Almost at the same time, analysts William Marshall and Bill Zu from Goldman Sachs released a report stating that the U.S. Treasury will aggressively issue short-term debt over the next two years. The scale of treasury bonds with maturities of two to seven years will significantly increase, while those with maturities of ten years or more will remain unchanged. This operation will continue until November 2026, directly pulling down the average maturity of treasury bonds.
In simple terms, it's about borrowing short-term money. When the interest rates are this high, short-term debt can indeed result in paying less interest, but the problem is that you have to borrow new to pay off old debts more frequently. Once interest rates fluctuate again, the whole situation becomes more fragile.

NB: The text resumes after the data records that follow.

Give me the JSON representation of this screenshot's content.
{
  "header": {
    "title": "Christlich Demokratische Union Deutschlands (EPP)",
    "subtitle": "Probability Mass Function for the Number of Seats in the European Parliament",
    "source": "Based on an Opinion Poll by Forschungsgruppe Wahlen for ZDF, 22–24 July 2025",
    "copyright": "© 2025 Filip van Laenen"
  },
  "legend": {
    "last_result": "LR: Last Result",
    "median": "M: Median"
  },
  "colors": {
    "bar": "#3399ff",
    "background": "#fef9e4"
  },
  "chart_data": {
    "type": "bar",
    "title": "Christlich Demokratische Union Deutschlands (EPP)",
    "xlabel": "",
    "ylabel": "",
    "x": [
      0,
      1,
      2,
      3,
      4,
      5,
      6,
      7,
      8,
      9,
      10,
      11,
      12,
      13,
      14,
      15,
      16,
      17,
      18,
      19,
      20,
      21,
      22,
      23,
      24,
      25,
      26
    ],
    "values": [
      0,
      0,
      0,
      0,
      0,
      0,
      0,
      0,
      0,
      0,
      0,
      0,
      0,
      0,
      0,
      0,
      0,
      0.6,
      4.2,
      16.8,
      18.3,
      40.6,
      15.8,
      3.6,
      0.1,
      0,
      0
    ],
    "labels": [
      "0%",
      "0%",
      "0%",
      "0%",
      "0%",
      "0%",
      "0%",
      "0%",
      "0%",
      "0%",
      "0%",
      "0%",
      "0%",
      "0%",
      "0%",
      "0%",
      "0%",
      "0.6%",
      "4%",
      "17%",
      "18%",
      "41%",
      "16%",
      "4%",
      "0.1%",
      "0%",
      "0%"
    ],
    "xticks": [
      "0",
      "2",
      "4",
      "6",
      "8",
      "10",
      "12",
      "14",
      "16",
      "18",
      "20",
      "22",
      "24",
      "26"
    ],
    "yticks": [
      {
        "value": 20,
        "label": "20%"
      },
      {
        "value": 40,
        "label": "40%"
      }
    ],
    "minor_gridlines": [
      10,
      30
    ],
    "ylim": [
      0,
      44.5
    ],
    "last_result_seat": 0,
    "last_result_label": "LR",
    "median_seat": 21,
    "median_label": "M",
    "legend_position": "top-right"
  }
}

Interestingly, the Federal Reserve is expected to take on about half of the newly issued short-term debt. While it is shouting about reducing its balance sheet, it still has to continue buying bonds, and the cost of operating this machine is becoming increasingly burdensome.
Looking at the data on the blockchain side: the Plasma chain can handle over 1.2 million stablecoin transactions daily, with transaction fees typically at a few cents level, and settlements occur in seconds. There are no intermediaries, no complex clearing systems, and certainly none of those invisible operating costs.
One is the increasingly dependent traditional system on short-term financing with high costs; the other is the new infrastructure with costs approaching zero and maximum efficiency. These two parallel lines are racing on their respective tracks.
The finance department of that electronics factory in Shenzhen may not care at all about the debt maturity structure; they only know that this cross-border transfer saved them a few hundred yuan in fees and that they don't have to wait two or three days for the funds to arrive. Such cases happen quietly every day all over the world.
What will the future of finance look like? Perhaps there is no need to predict; we just need to see which system can solve real problems with lower costs and faster speeds. The numbers are clear.